Quant au régime juridique du contrat, il comprend de façon classique les règles et principes qui encadrent sa négociation, sa formation ou conclusion et son exécution36. Le régime juridique du contrat d'investissement n'est pas étranger à cette réalité. Ainsi, traiter du régime juridique du contrat d'investissement, revient à traiter des règles et principes relatifs à sa négociation, sa conclusion et son exécution qu'ils soient communs à tout contrat ou spécifiques au contrat d'investissement.

L'analyse du régime juridique du contrat d'investissement que l'on envisage dans les lignes qui suivent, se fera d'abord à travers la recherche de la nature juridique exacte du contrat d'investissement (Chapitre 1) avant d'aborder ensuite, les questions liées à son exécution (Chapitre 2).

33 G. CORNU, Vocabulaire juridique, Paris, PUF, 10e édition, 2014, p. 876.

34 Cet entendement est plus exact pour le droit privé.

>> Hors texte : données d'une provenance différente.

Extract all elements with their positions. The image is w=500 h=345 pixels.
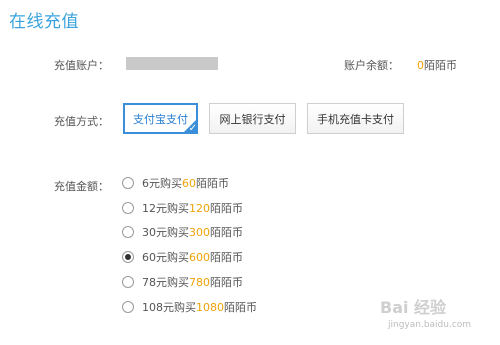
radio-button-checked[interactable] [122,251,134,263]
amount-option-108[interactable]: 108元购买 1080 陌陌币 [122,299,257,315]
method-label: 充值方式： [54,115,109,128]
amount-option-suffix: 陌陌币 [210,226,243,239]
amount-option-coins: 600 [189,250,210,264]
amount-option-coins: 300 [189,225,210,239]
amount-option-60[interactable]: 60元购买 600 陌陌币 [122,249,243,265]
amount-option-coins: 780 [189,275,210,289]
method-phonecard-label: 手机充值卡支付 [317,112,394,126]
amount-option-suffix: 陌陌币 [210,251,243,264]
radio-button[interactable] [122,177,134,189]
amount-option-12[interactable]: 12元购买 120 陌陌币 [122,200,243,216]
radio-button[interactable] [122,301,134,313]
amount-option-suffix: 陌陌币 [224,301,257,314]
amount-option-78[interactable]: 78元购买 780 陌陌币 [122,274,243,290]
balance-label: 账户余额： [344,59,399,72]
amount-option-prefix: 30元购买 [142,226,189,239]
method-netbank-button[interactable]: 网上银行支付 [209,103,296,134]
method-phonecard-button[interactable]: 手机充值卡支付 [307,103,404,134]
amount-option-coins: 1080 [196,300,224,314]
amount-option-prefix: 12元购买 [142,202,189,215]
balance-value: 0陌陌币 [417,57,457,73]
amount-option-suffix: 陌陌币 [210,276,243,289]
amount-option-prefix: 78元购买 [142,276,189,289]
radio-button[interactable] [122,202,134,214]
amount-label: 充值金额： [54,180,109,193]
amount-option-30[interactable]: 30元购买 300 陌陌币 [122,224,243,240]
page-title: 在线充值 [9,12,79,32]
method-alipay-label: 支付宝支付 [133,112,188,126]
account-label: 充值账户： [54,59,109,72]
amount-option-prefix: 6元购买 [142,177,182,190]
watermark-url: jingyan.baidu.com [388,320,472,330]
balance-unit: 陌陌币 [424,59,457,72]
selected-check-icon: ✓ [182,118,198,134]
amount-option-coins: 60 [182,176,196,190]
method-netbank-label: 网上银行支付 [219,112,286,126]
amount-option-coins: 120 [189,201,210,215]
account-value-masked [126,57,218,70]
amount-option-prefix: 108元购买 [142,301,196,314]
baidu-jingyan-watermark: Bai 经验 jingyan.baidu.com [380,290,495,338]
amount-option-6[interactable]: 6元购买 60 陌陌币 [122,175,229,191]
watermark-logo: Bai 经验 [380,298,447,317]
method-alipay-button[interactable]: 支付宝支付 ✓ [123,103,198,134]
radio-button[interactable] [122,276,134,288]
amount-option-suffix: 陌陌币 [210,202,243,215]
balance-amount: 0 [417,59,424,72]
amount-option-prefix: 60元购买 [142,251,189,264]
radio-button[interactable] [122,226,134,238]
amount-option-suffix: 陌陌币 [196,177,229,190]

35 Pour la notion de principe V. G. CORNU, op. cit. p. 804. Voir aussi F. CHEVALLIER, les principes généraux du droit des contrats, Mémoire pour le master 2 de droit privé général, Université Panthéon-Assas Paris II, 20142015, p. 3-8.

36 On peut ajouter aux éléments du régime couvrant ces trois phases de la vie du contrat, des éléments concernant une phase peu ou prou éclipsée à savoir la phase post-contractuelle.

Les aspects contractuels des investissements internationaux à l'aune du droit international et

du droit burkinabè

Mémoire présenté par Abdoul -Rachidi TAPSOBA 10

Chapitre 1 : La détermination de la nature juridique du contrat d'investissement

Contrat de type particulier37 au regard des parties qui le concluent notamment, le contrat d'investissement est susceptible d'avoir une nature juridique hybride. En effet, on peut conférer à raison ou à tort au contrat d'investissement une nature administrative mais aussi une nature internationale. En d'autres termes, l'on pourrait qualifier le contrat d'investissement de contrat administratif et de contrat international, et c'est ce que nous allons nous atteler à démontrer tout au long de ce chapitre.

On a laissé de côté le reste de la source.